K’s Jazz Days

K’s Jazz Days

ジャズを中心とした音楽と本の備忘録

Ton-That Tiet: L'odeur De La Papaye Verte (1993) 眼に見えぬ映像


 映画「青いパパイヤの香り」のサウンド・トラック。ニューヨーク・成田便で魅了され、DVDとサウンド・トラックを入手した。

 就寝前に微睡みながら観ていると楽しい。筋書きなんか、どうでも良いような映画なので、眼が覚めた瞬間の映像を楽しめば良い。だんだんと目覚めているのか、寝ているのか、わからなくなる楽しさ。

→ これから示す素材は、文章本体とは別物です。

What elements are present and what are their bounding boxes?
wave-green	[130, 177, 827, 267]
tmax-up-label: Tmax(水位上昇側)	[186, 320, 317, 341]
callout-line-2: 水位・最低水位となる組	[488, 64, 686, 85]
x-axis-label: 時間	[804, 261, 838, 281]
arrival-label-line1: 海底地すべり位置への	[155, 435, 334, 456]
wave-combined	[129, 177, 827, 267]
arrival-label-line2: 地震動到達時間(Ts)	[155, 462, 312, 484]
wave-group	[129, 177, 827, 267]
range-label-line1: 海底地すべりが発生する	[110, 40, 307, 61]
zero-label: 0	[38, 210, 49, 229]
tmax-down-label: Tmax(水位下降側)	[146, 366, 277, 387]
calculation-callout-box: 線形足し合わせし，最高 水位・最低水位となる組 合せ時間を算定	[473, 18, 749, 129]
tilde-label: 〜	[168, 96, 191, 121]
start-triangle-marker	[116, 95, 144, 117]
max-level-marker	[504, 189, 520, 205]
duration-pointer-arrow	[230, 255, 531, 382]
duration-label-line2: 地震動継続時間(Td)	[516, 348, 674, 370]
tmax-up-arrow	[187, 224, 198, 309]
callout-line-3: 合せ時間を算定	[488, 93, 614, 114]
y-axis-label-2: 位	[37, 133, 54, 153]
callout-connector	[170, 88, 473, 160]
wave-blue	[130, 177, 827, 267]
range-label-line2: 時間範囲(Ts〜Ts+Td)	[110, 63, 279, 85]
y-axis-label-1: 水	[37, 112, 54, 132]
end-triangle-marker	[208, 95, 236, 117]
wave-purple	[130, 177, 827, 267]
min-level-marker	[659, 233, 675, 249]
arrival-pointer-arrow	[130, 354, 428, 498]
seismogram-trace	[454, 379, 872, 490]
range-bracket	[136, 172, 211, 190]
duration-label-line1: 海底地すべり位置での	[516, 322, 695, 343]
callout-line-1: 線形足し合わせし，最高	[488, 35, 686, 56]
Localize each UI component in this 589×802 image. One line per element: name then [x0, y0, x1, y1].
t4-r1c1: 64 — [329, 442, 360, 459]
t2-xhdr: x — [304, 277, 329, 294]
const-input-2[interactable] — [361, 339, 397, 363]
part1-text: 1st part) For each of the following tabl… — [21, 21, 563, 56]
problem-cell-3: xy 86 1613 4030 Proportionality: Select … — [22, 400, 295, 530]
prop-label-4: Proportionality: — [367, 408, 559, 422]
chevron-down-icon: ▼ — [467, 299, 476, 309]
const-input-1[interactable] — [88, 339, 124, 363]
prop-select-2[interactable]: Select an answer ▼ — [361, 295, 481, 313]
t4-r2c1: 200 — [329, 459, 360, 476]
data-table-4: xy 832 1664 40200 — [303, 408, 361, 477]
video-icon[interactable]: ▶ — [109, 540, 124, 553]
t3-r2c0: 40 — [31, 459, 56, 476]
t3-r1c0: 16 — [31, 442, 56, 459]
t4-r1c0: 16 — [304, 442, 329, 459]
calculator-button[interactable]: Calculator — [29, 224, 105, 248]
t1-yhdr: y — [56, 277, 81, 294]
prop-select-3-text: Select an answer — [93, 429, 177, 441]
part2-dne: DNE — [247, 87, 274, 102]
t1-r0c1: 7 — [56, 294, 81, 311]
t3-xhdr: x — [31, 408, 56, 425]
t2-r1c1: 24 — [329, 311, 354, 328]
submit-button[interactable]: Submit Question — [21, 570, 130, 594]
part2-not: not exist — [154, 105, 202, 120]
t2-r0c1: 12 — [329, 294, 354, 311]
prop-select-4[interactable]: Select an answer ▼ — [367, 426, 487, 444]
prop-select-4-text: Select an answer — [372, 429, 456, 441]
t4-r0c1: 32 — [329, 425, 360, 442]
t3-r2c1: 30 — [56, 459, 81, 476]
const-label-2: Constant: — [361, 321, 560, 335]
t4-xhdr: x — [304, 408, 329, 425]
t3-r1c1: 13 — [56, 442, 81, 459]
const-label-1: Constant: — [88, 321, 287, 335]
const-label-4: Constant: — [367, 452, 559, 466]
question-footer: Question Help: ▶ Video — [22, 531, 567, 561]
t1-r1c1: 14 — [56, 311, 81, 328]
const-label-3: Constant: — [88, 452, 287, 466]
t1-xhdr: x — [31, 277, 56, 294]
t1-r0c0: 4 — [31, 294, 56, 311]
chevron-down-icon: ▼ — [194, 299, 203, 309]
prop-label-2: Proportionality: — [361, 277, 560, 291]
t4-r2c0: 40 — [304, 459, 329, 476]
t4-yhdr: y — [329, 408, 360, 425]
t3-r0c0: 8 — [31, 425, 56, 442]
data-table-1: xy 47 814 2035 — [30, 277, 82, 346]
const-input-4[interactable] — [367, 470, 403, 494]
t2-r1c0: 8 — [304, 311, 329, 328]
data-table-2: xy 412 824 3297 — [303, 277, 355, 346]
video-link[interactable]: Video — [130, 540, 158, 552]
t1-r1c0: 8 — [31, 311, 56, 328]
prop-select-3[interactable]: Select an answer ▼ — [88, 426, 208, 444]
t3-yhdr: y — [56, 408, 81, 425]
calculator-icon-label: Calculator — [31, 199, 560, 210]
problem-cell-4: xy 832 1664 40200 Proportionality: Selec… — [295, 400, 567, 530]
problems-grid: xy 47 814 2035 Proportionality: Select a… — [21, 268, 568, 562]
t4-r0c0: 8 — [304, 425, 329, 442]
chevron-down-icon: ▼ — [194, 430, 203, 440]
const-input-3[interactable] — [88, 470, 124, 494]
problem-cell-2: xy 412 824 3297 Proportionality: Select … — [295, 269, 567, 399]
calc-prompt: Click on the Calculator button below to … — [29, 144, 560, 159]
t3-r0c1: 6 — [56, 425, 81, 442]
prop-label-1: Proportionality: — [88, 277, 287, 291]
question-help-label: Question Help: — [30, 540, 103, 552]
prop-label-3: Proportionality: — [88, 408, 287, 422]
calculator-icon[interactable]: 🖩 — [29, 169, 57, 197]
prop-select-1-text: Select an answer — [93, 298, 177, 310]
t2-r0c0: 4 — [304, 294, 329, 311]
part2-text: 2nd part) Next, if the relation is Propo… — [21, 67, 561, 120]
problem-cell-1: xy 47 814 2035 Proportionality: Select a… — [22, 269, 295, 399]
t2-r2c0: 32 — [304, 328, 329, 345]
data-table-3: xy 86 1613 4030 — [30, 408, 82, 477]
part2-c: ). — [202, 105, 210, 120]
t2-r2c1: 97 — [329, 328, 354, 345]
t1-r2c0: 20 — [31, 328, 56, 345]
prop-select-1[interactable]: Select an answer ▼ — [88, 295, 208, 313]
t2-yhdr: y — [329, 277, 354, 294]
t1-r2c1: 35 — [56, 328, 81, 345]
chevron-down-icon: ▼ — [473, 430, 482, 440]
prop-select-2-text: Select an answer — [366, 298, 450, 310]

 この映画のサウンドトラックはヴェトナムのTon-That Tietの作曲。一部はドビュシーらの曲が使われている。Ton-That Tietの曲は現代音楽の抽象性を背骨に、淡く民族音楽の味付けをしているような、とても美味しい。武満徹と通ずるような音の冷ややかさ、があり、映画への適当な距離感を感じさせる。暑苦しいヴェトナムの夜を映し出しても、冷凍菓子のような感触を与えている。武満のNovember stepsのような過剰なオリエンタリズムもなく、ごく自然に西洋音楽と東洋が出会ったような音。

 常に映像を見ながらすごす訳にはいかない。だけど、このディスクの音は眼に見えぬ映像であり、眼を閉じていてもなお、落とし絵のように変化する熱帯の光景を喚起して止まない。

 

映画はアップされている(字幕なし)。虫、鳥、ヒトの放つ低い音をつなぐ、淡い音楽を聴くことができる。